I remember it as if it was yesterday. My little sister and I sitting on the porch of our house. Tears streaming down her face. Then she looks me straight in the eyes and says , "Tara, why does this happen. Why is Will treated so awfully?" Will was my sisters best friend at the time and he is gay. To this day, my sister has a hard time walking into her church. Yes a lot of strides have been made but she is still hurt. And can you blame her?
I've been listening intently this week to the conversations around me. But a question from today's sermon is what keeps jumping out at me, "Who is your neighbor?" I'll admit I haven't always been the best at seeing my neighbor.
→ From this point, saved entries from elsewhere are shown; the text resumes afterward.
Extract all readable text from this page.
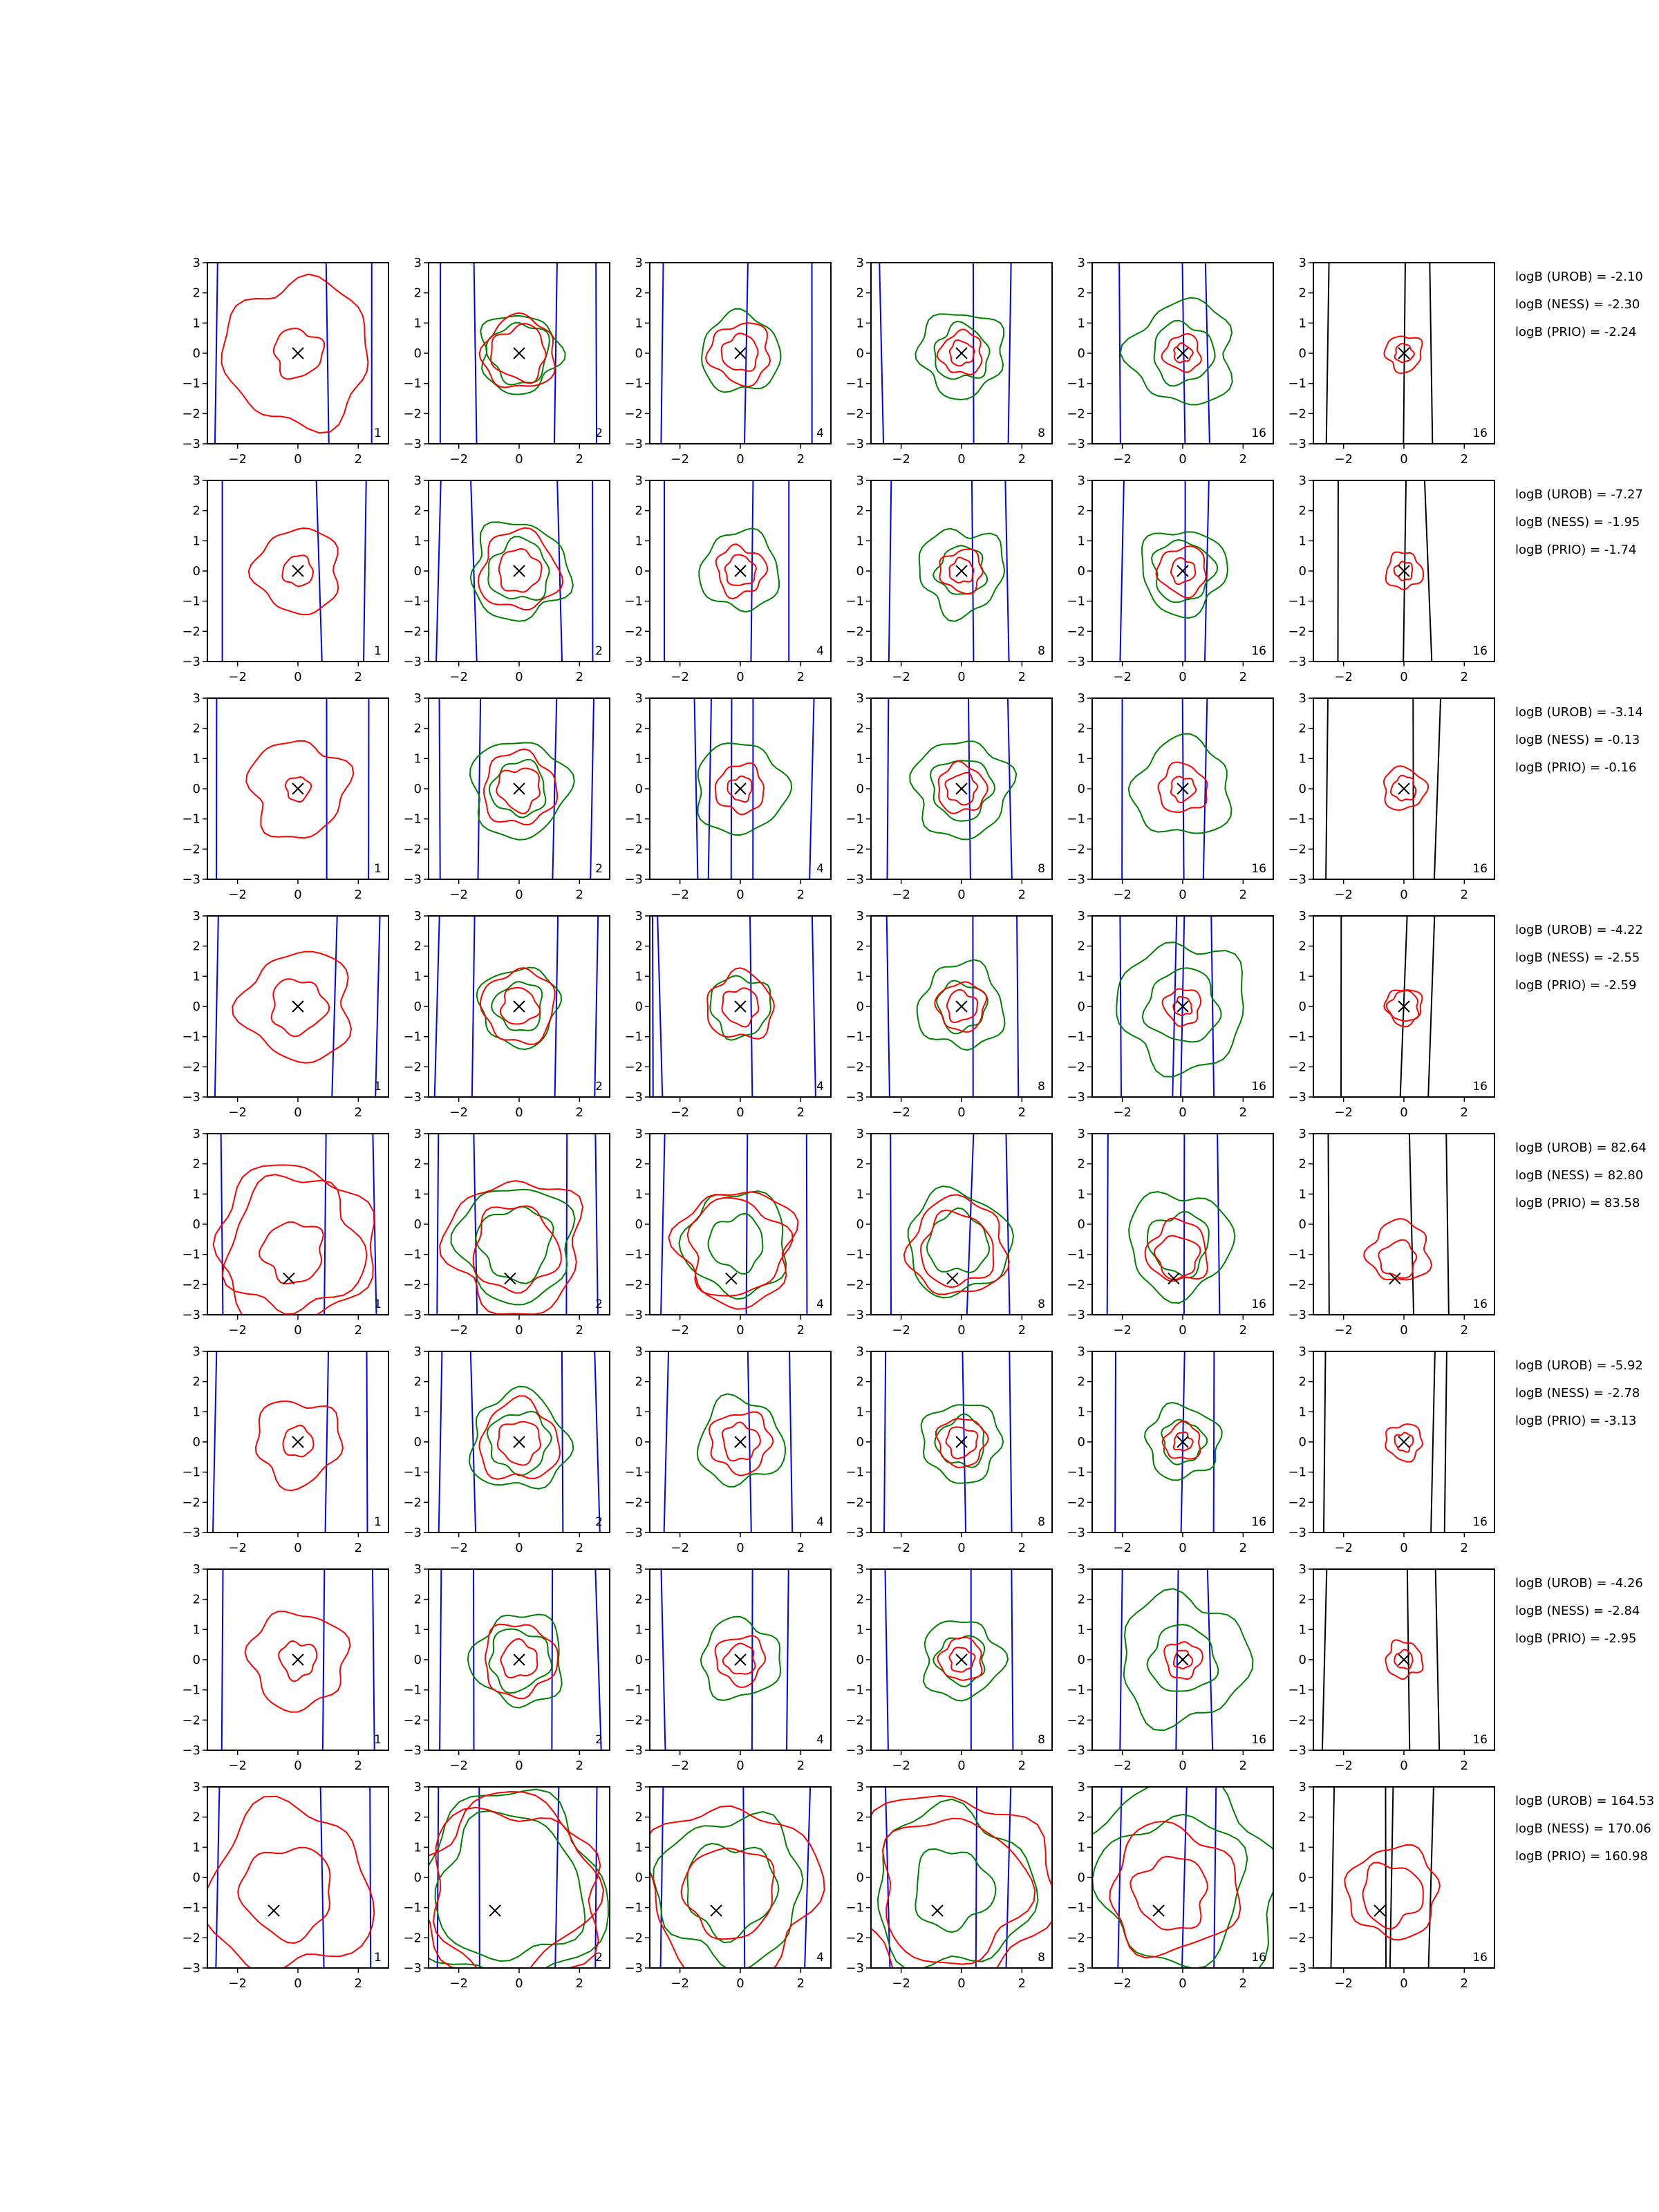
−2	0	2
3
2
1
0
−1
−2
−3
1
−2	0	2
3
2
1
0
−1
−2
−3
2
−2	0	2
3
2
1
0
−1
−2
−3
4
−2	0	2
3
2
1
0
−1
−2
−3
8
−2	0	2
3
2
1
0
−1
−2
−3
16
−2	0	2
3
2
1
0
−1
−2
−3
16
−2	0	2
3
2
1
0
−1
−2
−3
1
−2	0	2
3
2
1
0
−1
−2
−3
2
−2	0	2
3
2
1
0
−1
−2
−3
4
−2	0	2
3
2
1
0
−1
−2
−3
8
−2	0	2
3
2
1
0
−1
−2
−3
16
−2	0	2
3
2
1
0
−1
−2
−3
16
−2	0	2
3
2
1
0
−1
−2
−3
1
−2	0	2
3
2
1
0
−1
−2
−3
2
−2	0	2
3
2
1
0
−1
−2
−3
4
−2	0	2
3
2
1
0
−1
−2
−3
8
−2	0	2
3
2
1
0
−1
−2
−3
16
−2	0	2
3
2
1
0
−1
−2
−3
16
−2	0	2
3
2
1
0
−1
−2
−3
1
−2	0	2
3
2
1
0
−1
−2
−3
2
−2	0	2
3
2
1
0
−1
−2
−3
4
−2	0	2
3
2
1
0
−1
−2
−3
8
−2	0	2
3
2
1
0
−1
−2
−3
16
−2	0	2
3
2
1
0
−1
−2
−3
16
−2	0	2
3
2
1
0
−1
−2
−3
1
−2	0	2
3
2
1
0
−1
−2
−3
2
−2	0	2
3
2
1
0
−1
−2
−3
4
−2	0	2
3
2
1
0
−1
−2
−3
8
−2	0	2
3
2
1
0
−1
−2
−3
16
−2	0	2
3
2
1
0
−1
−2
−3
16
−2	0	2
3
2
1
0
−1
−2
−3
1
−2	0	2
3
2
1
0
−1
−2
−3
2
−2	0	2
3
2
1
0
−1
−2
−3
4
−2	0	2
3
2
1
0
−1
−2
−3
8
−2	0	2
3
2
1
0
−1
−2
−3
16
−2	0	2
3
2
1
0
−1
−2
−3
16
−2	0	2
3
2
1
0
−1
−2
−3
1
−2	0	2
3
2
1
0
−1
−2
−3
2
−2	0	2
3
2
1
0
−1
−2
−3
4
−2	0	2
3
2
1
0
−1
−2
−3
8
−2	0	2
3
2
1
0
−1
−2
−3
16
−2	0	2
3
2
1
0
−1
−2
−3
16
−2	0	2
3
2
1
0
−1
−2
−3
1
−2	0	2
3
2
1
0
−1
−2
−3
2
−2	0	2
3
2
1
0
−1
−2
−3
4
−2	0	2
3
2
1
0
−1
−2
−3
8
−2	0	2
3
2
1
0
−1
−2
−3
16
−2	0	2
3
2
1
0
−1
−2
−3
16
logB (UROB) = -2.10
logB (NESS) = -2.30
logB (PRIO) = -2.24
logB (UROB) = -7.27
logB (NESS) = -1.95
logB (PRIO) = -1.74
logB (UROB) = -3.14
logB (NESS) = -0.13
logB (PRIO) = -0.16
logB (UROB) = -4.22
logB (NESS) = -2.55
logB (PRIO) = -2.59
logB (UROB) = 82.64
logB (NESS) = 82.80
logB (PRIO) = 83.58
logB (UROB) = -5.92
logB (NESS) = -2.78
logB (PRIO) = -3.13
logB (UROB) = -4.26
logB (NESS) = -2.84
logB (PRIO) = -2.95
logB (UROB) = 164.53
logB (NESS) = 170.06
logB (PRIO) = 160.98
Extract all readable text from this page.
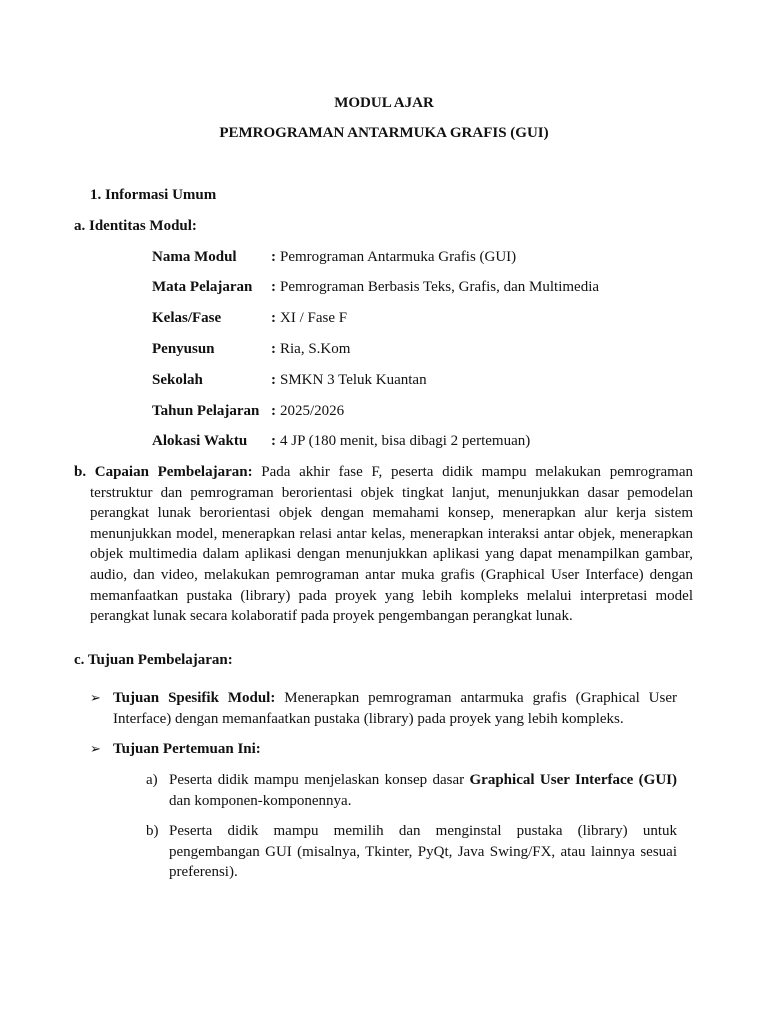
MODUL AJAR
PEMROGRAMAN ANTARMUKA GRAFIS (GUI)
1. Informasi Umum
a. Identitas Modul:
Nama Modul : Pemrograman Antarmuka Grafis (GUI)
Mata Pelajaran : Pemrograman Berbasis Teks, Grafis, dan Multimedia
Kelas/Fase	: XI / Fase F
Penyusun	: Ria, S.Kom
Sekolah	: SMKN 3 Teluk Kuantan
Tahun Pelajaran : 2025/2026
Alokasi Waktu : 4 JP (180 menit, bisa dibagi 2 pertemuan)
b. Capaian Pembelajaran: Pada akhir fase F, peserta didik mampu melakukan pemrograman terstruktur dan pemrograman berorientasi objek tingkat lanjut, menunjukkan dasar pemodelan perangkat lunak berorientasi objek dengan memahami konsep, menerapkan alur kerja sistem menunjukkan model, menerapkan relasi antar kelas, menerapkan interaksi antar objek, menerapkan objek multimedia dalam aplikasi dengan menunjukkan aplikasi yang dapat menampilkan gambar, audio, dan video, melakukan pemrograman antar muka grafis (Graphical User Interface) dengan memanfaatkan pustaka (library) pada proyek yang lebih kompleks melalui interpretasi model perangkat lunak secara kolaboratif pada proyek pengembangan perangkat lunak.
c. Tujuan Pembelajaran:
➢ Tujuan Spesifik Modul: Menerapkan pemrograman antarmuka grafis (Graphical User Interface) dengan memanfaatkan pustaka (library) pada proyek yang lebih kompleks.
➢ Tujuan Pertemuan Ini:
a) Peserta didik mampu menjelaskan konsep dasar Graphical User Interface (GUI) dan komponen-komponennya.
b) Peserta didik mampu memilih dan menginstal pustaka (library) untuk pengembangan GUI (misalnya, Tkinter, PyQt, Java Swing/FX, atau lainnya sesuai preferensi).
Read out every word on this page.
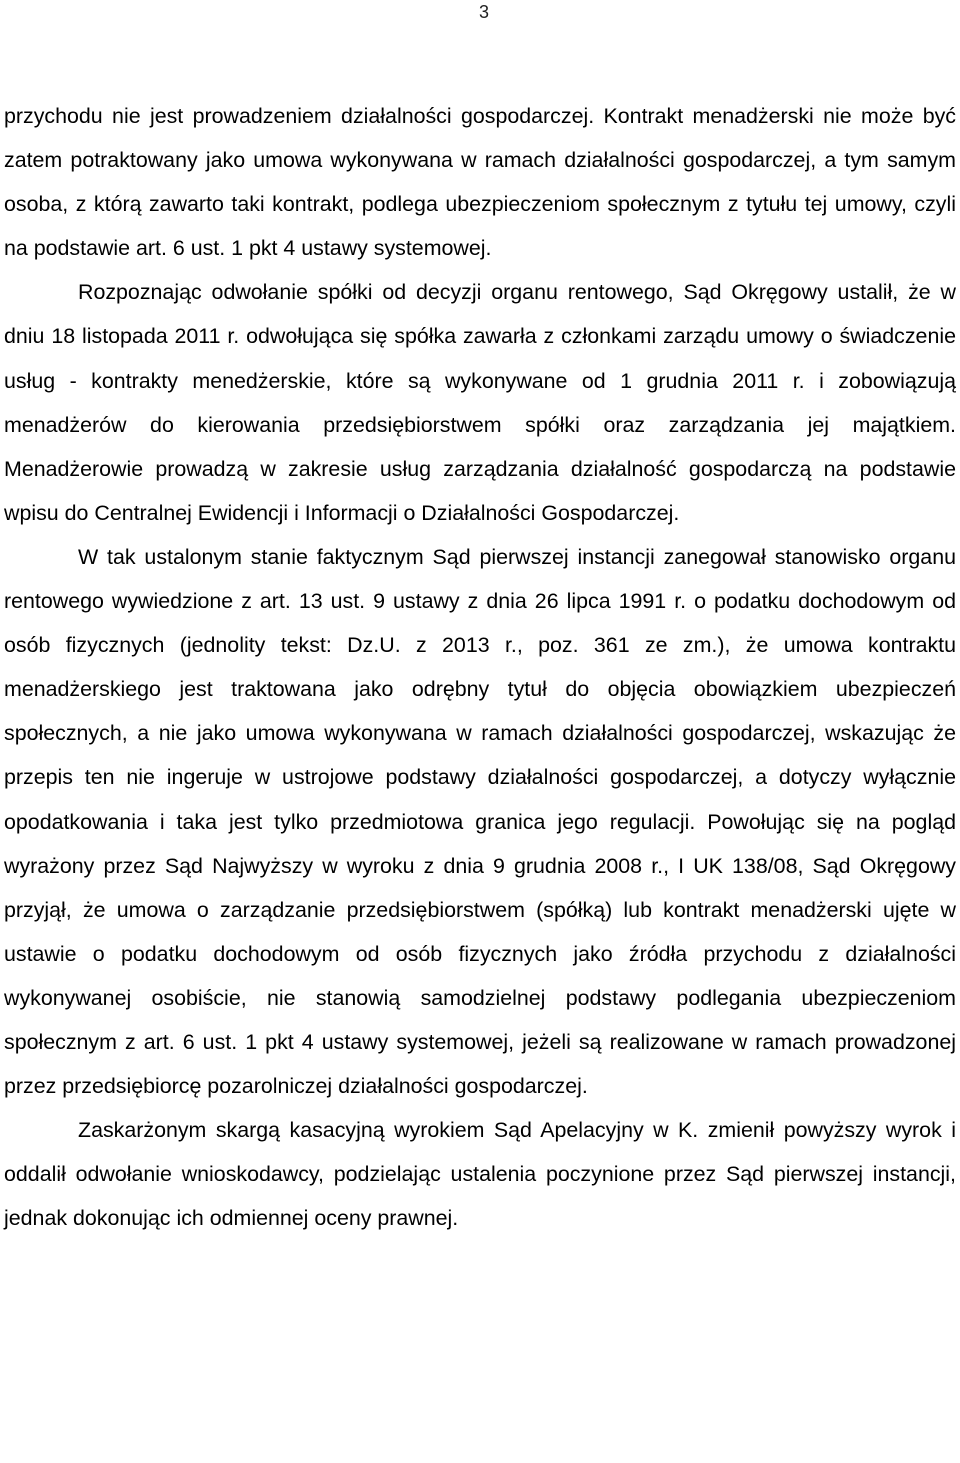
3

przychodu nie jest prowadzeniem działalności gospodarczej. Kontrakt menadżerski nie może być zatem potraktowany jako umowa wykonywana w ramach działalności gospodarczej, a tym samym osoba, z którą zawarto taki kontrakt, podlega ubezpieczeniom społecznym z tytułu tej umowy, czyli na podstawie art. 6 ust. 1 pkt 4 ustawy systemowej.

Rozpoznając odwołanie spółki od decyzji organu rentowego, Sąd Okręgowy ustalił, że w dniu 18 listopada 2011 r. odwołująca się spółka zawarła z członkami zarządu umowy o świadczenie usług - kontrakty menedżerskie, które są wykonywane od 1 grudnia 2011 r. i zobowiązują menadżerów do kierowania przedsiębiorstwem spółki oraz zarządzania jej majątkiem. Menadżerowie prowadzą w zakresie usług zarządzania działalność gospodarczą na podstawie wpisu do Centralnej Ewidencji i Informacji o Działalności Gospodarczej.

W tak ustalonym stanie faktycznym Sąd pierwszej instancji zanegował stanowisko organu rentowego wywiedzione z art. 13 ust. 9 ustawy z dnia 26 lipca 1991 r. o podatku dochodowym od osób fizycznych (jednolity tekst: Dz.U. z 2013 r., poz. 361 ze zm.), że umowa kontraktu menadżerskiego jest traktowana jako odrębny tytuł do objęcia obowiązkiem ubezpieczeń społecznych, a nie jako umowa wykonywana w ramach działalności gospodarczej, wskazując że przepis ten nie ingeruje w ustrojowe podstawy działalności gospodarczej, a dotyczy wyłącznie opodatkowania i taka jest tylko przedmiotowa granica jego regulacji. Powołując się na pogląd wyrażony przez Sąd Najwyższy w wyroku z dnia 9 grudnia 2008 r., I UK 138/08, Sąd Okręgowy przyjął, że umowa o zarządzanie przedsiębiorstwem (spółką) lub kontrakt menadżerski ujęte w ustawie o podatku dochodowym od osób fizycznych jako źródła przychodu z działalności wykonywanej osobiście, nie stanowią samodzielnej podstawy podlegania ubezpieczeniom społecznym z art. 6 ust. 1 pkt 4 ustawy systemowej, jeżeli są realizowane w ramach prowadzonej przez przedsiębiorcę pozarolniczej działalności gospodarczej.

Zaskarżonym skargą kasacyjną wyrokiem Sąd Apelacyjny w K. zmienił powyższy wyrok i oddalił odwołanie wnioskodawcy, podzielając ustalenia poczynione przez Sąd pierwszej instancji, jednak dokonując ich odmiennej oceny prawnej.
And I want to do better. I want to raise the expectations of this church. I want to truly know who my neighbors are! For the truth is our neighbors are some ones mother, father, sister, friend, etc.
And your neighbor might just be someone like my own mom who has lived most of my life with a mental illness. I'll tell you that I wouldn't know the love and grace of our God without this being part of my story. My mom has taught me more about God's amazing love and grace than anyone else. She honestly would give the shirt off of her back to a stranger in need. And as I reflect on that, I'm realizing that she has taught me so much about being a neighbor to all my brothers and sisters in Christ; brothers and sisters of every, race, religion, etc.
As a church, can we do better? Can we please love our neighbors as we love ourselves? Can we be Christ to each other and show each other we are a somebody and NOT a nobody? Can we be a voice for the voiceless? Can we be a church that raises expectations rather than speaking graveyard talk?
That's the kind of church I want to be a part of and proclaim to the world!!